Em janeiro, estive em Santo Antônio da Platina. Fui a trabalho. E me lembrei de quando morei naquela cidadezinha. Era final da década de 80. Eu era recém-formada. Eu sempre soube que meu negócio era jornal impresso, mas o salário era duas vezes maior do que eu estava recebendo e topei a parada.
A TV mantinha uma secretária, eu como repórter, um cinegrafista, um operador de câmara e um motorista. Bons tempos aqueles. Eu morava num hotelzinho no “calçadão” da cidade. Depois do trabalho, nós íamos jogar sinuca nos bares da cidade. De noite, eu jogava baralho com os hóspedes do hotel. Eram viajantes. Eu era bem relacionada.
Foi lá também a primeira vez em que pisei em um campo de futebol. Fui cobrir um jogo do campeonato paranaense. Eu avisei o cinegrafista da minha ignorância sobre o tema. Ele prometeu me ajudar.
A cada lance importante, ele me avisava e eu anotava a jogada, o número do jogador e o momento em que havia ocorrido o fato. E assim passou o tempo. Mais precisamente, assim se passaram dois tempos de 45 minutos além do intervalo.
Findo o jogo, eu teria que gravar um texto para que o material fosse enviado para Londrina. O cinegrafista perguntou: Como foi o primeiro lance? Bem, o jogador havia cobrado uma falta e a bola tinha batido na trave. Aí ele quis saber o impossível: Mas como foi a falta? Eu não tinha resposta.
O cinegrafista era um cara legal. Com paciência, resolveu pedir ajuda para um radialista. Lá veio um rapaz, também cheio de boa vontade, para colaborar com a matéria. E tascou: A bola cruzou o segundo pau e... Antes que ele terminasse, eu já não conseguia mais prestar atenção.
Eu não fazia a menor idéia do que poderia ser um pau dentro de um campo, imagine, então, dois paus? Fiquei apavorada e comecei a chorar. Literalmente. E disse pro cinegrafista: Eu não vou fazer esse texto. Você manda as imagens sem texto. Eles podem me demitir, mas este texto eu não faço.
Eles não me demitiram e eu tive que cobrir todos os jogos do campeonato paranaense que foram realizados naquele ano no Norte Velho. É claro que eu torcia bravamente para que todos os times daquela região fossem desclassificados. O Platinense caiu fora logo; depois foi a vez do Matsubara, de Cambará; mas, a despeito da minha torcida, o União de Bandeirantes foi para a final contra o Coritiba. E eu tive que cobrir todos os jogos realizados em Bandeirantes.

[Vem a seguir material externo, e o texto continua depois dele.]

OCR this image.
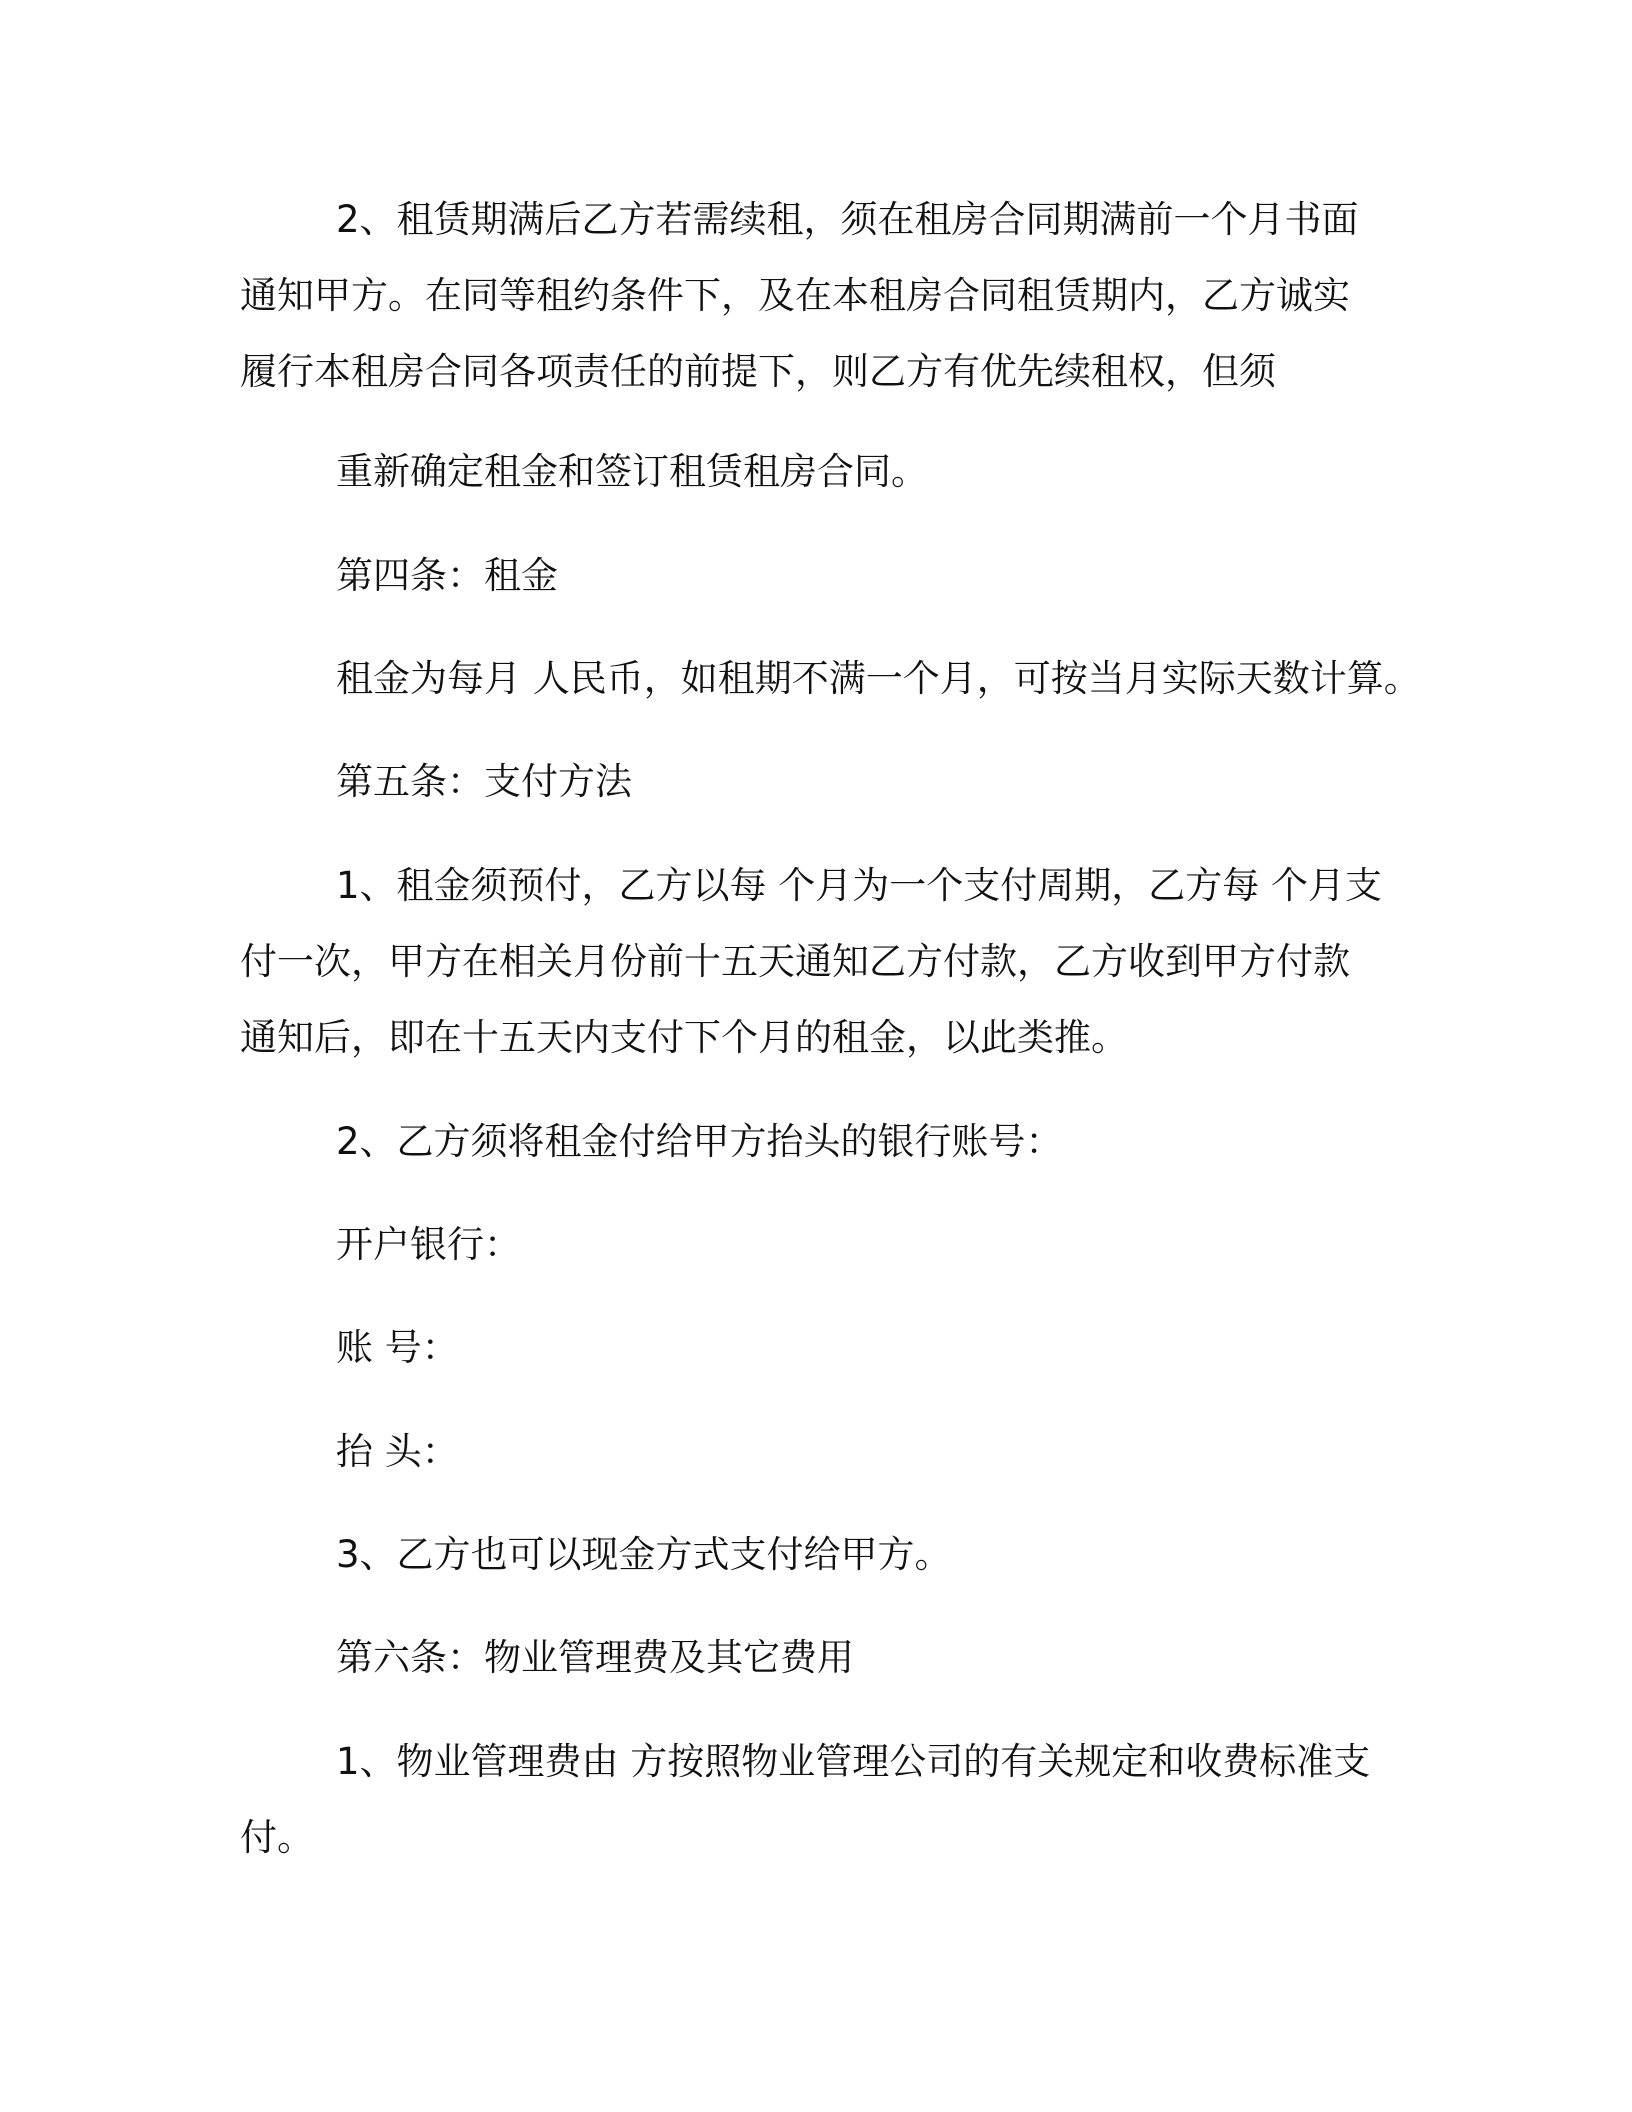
2、租赁期满后乙方若需续租，须在租房合同期满前一个月书面
通知甲方。在同等租约条件下，及在本租房合同租赁期内，乙方诚实
履行本租房合同各项责任的前提下，则乙方有优先续租权，但须
重新确定租金和签订租赁租房合同。
第四条：租金
租金为每月 人民币，如租期不满一个月，可按当月实际天数计算。
第五条：支付方法
1、租金须预付，乙方以每 个月为一个支付周期，乙方每 个月支
付一次，甲方在相关月份前十五天通知乙方付款，乙方收到甲方付款
通知后，即在十五天内支付下个月的租金，以此类推。
2、乙方须将租金付给甲方抬头的银行账号：
开户银行：
账 号：
抬 头：
3、乙方也可以现金方式支付给甲方。
第六条：物业管理费及其它费用
1、物业管理费由 方按照物业管理公司的有关规定和收费标准支
付。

Como cobrir futebol, sem entender do assuntoCobrir um campeonato de futebol não significa apenas ir aos estádios em dias de jogo. É preciso também fazer matéria sobre os treinos. E isso não é tudo.
Há ainda o coletivo-apronto: o último treino antes do jogo. Ali, um repórter fica sabendo quem provavelmente vai ser escalado para a partida e, se for esperto, qual será o esquema tático do time. Quando você pensa que acabou, você ainda pode ser pautada para entrevistar o técnico do time fora do campo.

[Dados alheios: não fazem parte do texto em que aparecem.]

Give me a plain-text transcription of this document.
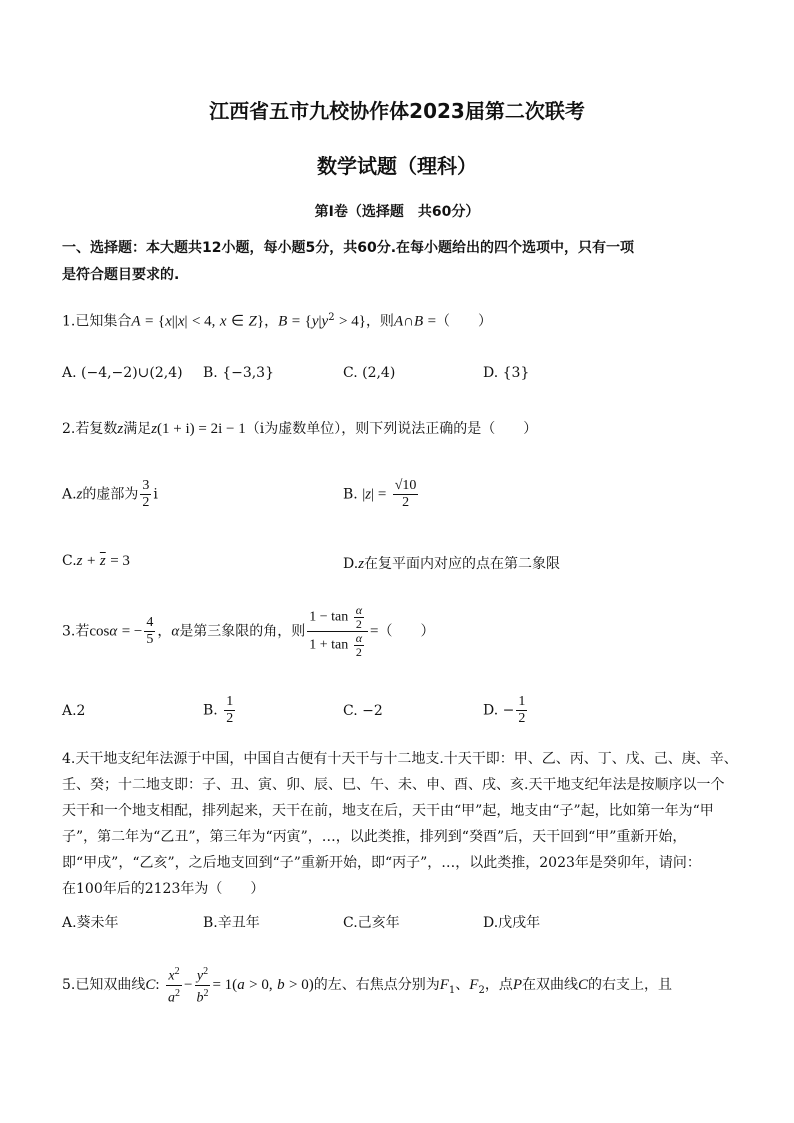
江西省五市九校协作体2023届第二次联考
数学试题（理科）
第Ⅰ卷（选择题　共60分）
一、选择题：本大题共12小题，每小题5分，共60分.在每小题给出的四个选项中，只有一项
是符合题目要求的.
1.已知集合A = {x||x| < 4, x ∈ Z}，$B = \{y|y^2 > 4\}$，则A∩B =（　　）
A. (−4,−2)∪(2,4) B. {−3,3}	C. (2,4)	D. {3}
2.若复数z满足z(1 + i) = 2i − 1（i为虚数单位），则下列说法正确的是（　　）
A.z的虚部为 $\frac{3}{2}$ i	B. $|z| = \frac{√10}{2}$
$C.z + \overline{z} = 3$	D.z在复平面内对应的点在第二象限
3.若cosα = − $\frac{4}{5}$ ，α是第三象限的角，则 $\frac{1 - \tan \frac{\alpha}{2}}{1 + \tan \frac{\alpha}{2}}$ =（　　）
A.2	B. $\frac{1}{2}$	C. −2	D. − $\frac{1}{2}$
4.天干地支纪年法源于中国，中国自古便有十天干与十二地支.十天干即：甲、乙、丙、丁、戊、己、庚、辛、
壬、癸；十二地支即：子、丑、寅、卯、辰、巳、午、未、申、酉、戌、亥.天干地支纪年法是按顺序以一个
天干和一个地支相配，排列起来，天干在前，地支在后，天干由“甲”起，地支由“子”起，比如第一年为“甲
子”，第二年为“乙丑”，第三年为“丙寅”，…，以此类推，排列到“癸酉”后，天干回到“甲”重新开始，
即“甲戌”，“乙亥”，之后地支回到“子”重新开始，即“丙子”，…，以此类推，2023年是癸卯年，请问：
在100年后的2123年为（　　）
A.葵未年	B.辛丑年	C.己亥年	D.戊戌年
5.已知双曲线C: $\frac{x^2}{a^2} - \frac{y^2}{b^2} = 1(a > 0$, b > 0)的左、右焦点分别为$F_1$、$F_2$，点P在双曲线C的右支上，且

Como é que eu, que até hoje não sei nada sobre esquema tático, poderia ser capaz de fazer apenas uma perguntinha para um técnico? A saída foi contar com um assessor.
Um radialista aposentado, muito gente fina, o Dorico, se dispôs a me ajudar quando a pauta fosse futebol.
Ele amava futebol e ia conosco a todos os treinos, coletivo-apronto, jogos e entrevistas. Me ajudava nos textos e soprava as perguntas que eu tinha que fazer. Uma vez um técnico até elogiou: Você está aprendendo, hein?
O Dorico já morreu. Eu continuo sem entender de futebol. E quando vejo uma repórter mulher cobrindo futebol na tevê eu me pergunto: Como é que ela consegue?